Page 15 of False Start

“Because it’s been three days, and he hasn’t been at school. I’m worried.”

“Do you actually like him?” He looks pissed-off, and I can’t decide if it’s because he hates Calvin or if it’s because Calvin is a guy. I don’t want to think that way about my best friend—but he’s straight, and this is Big Bend. No matter how cool he’s playing it, he may not be all that okay with this.

“No. He’s a dickhead.” He looks partially relieved but still concerned. “I just... being outed sucks.”

He seems to think that over for a moment, adjusting his backpack on his shoulder. “But you did kiss him...”

It’s kind of a question and kind of a statement. I’m not sure what he wants from me right now. “You really want to talk about this?” I ask, starting toward my truck again.

I get to the door, and he moves to the passenger side, even though I tried to hint that this is a solo mission. He opens the door and climbs in. I huff and slide behind the wheel but don’t start it up. “I want you to talk to me. And I’m not letting you go see Calvin the dickhead alone.”

I roll my eyes. “I can handle him.” But I start the truck anyway because I’m not going to win this argument.

“So, do you like him?”

I grip the steering wheel and start toward Calvin’s house. “No. Not like that, I don’t. And not in any way. But I know what it’s like to hide who you are. While it made him angry, and he was a total dick to me, I can kind of understand it.”

“I can’t.” Vaughn folds his arms, and I try not to laugh at him, but he’s being ridiculous.

“That’s because you’re the town’s golden boy. Doing everything they deemright.”

He frowns and drops his folded arms. “You know I’m not perfect.”

I laugh and shove him playfully. “Of course I know that. I’m your best friend. But I’m just saying...”

“That you think I’ve had it easy.”

God, not that kicked puppy look again. “Vaughn, I know life is never easy. It’s not that. But being different—in a town like this—it’s hard.

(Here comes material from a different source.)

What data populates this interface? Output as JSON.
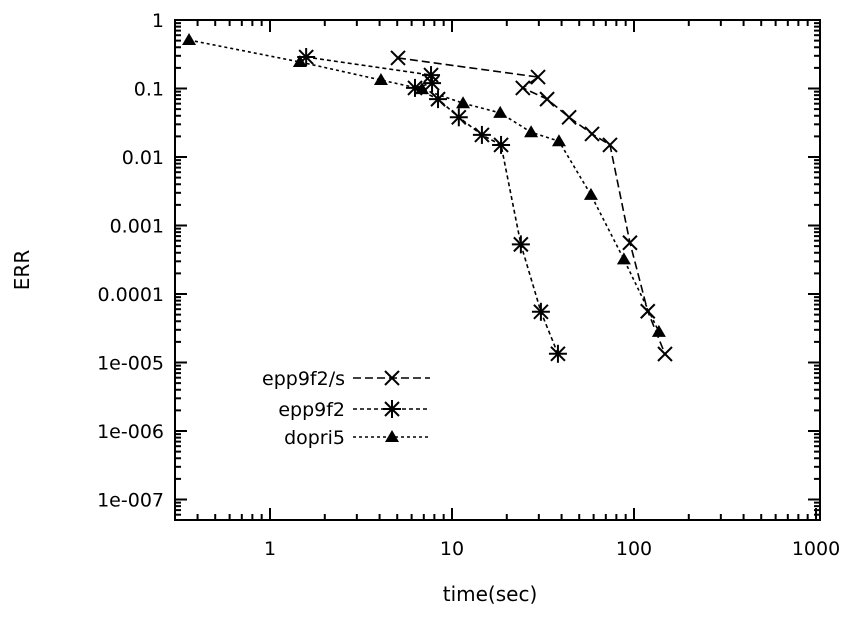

And I’m worried about Calvin.”

“Okay,” he says softly. “But did you have to kiss him?”

I laugh at the grossed-out face he’s wearing and punch him in the shoulder again. “He kissed me, asshole.”

“Did you like it?”

I park in front of Calvin’s house and turn the truck off, slowly looking at my best friend. “Do you actually want to know the answer to that?” Because he can’t want to know if the kiss was good.

“Yes,” he says emphatically.

I sigh and look out the windshield because I can’t look at him. “It felt right.”

I can hear his shock. “What?”

I turn to look at him and see he looks horrified. “Remember when Misty kissed me in seventh grade?” He nods his head slowly. “It was nice—but off.”

“You said you liked it.”

“What was I going to say, Vaughn? That I was a thirteen-year-old guy who didn’t feel a thing when a really pretty girl kissed him?”

“If it was the truth, yeah.”

I sigh again and look out the window, past him. “It’s not that simple.”

“But it felt right withCalvin?” He says his name with disgust.

“Not right like I want him or like I love him. Right like...” I swallow hard and look into his eyes. “Like that thing that was missing with Misty wasn’t missing with him. Like I wasn’t so broken. Because it felt good, until he shoved me and told me he’d kick my ass if I ever told anyone.”

His eyes flash with anger, and I put a hand on his arm to try to calm him. “That fucker.”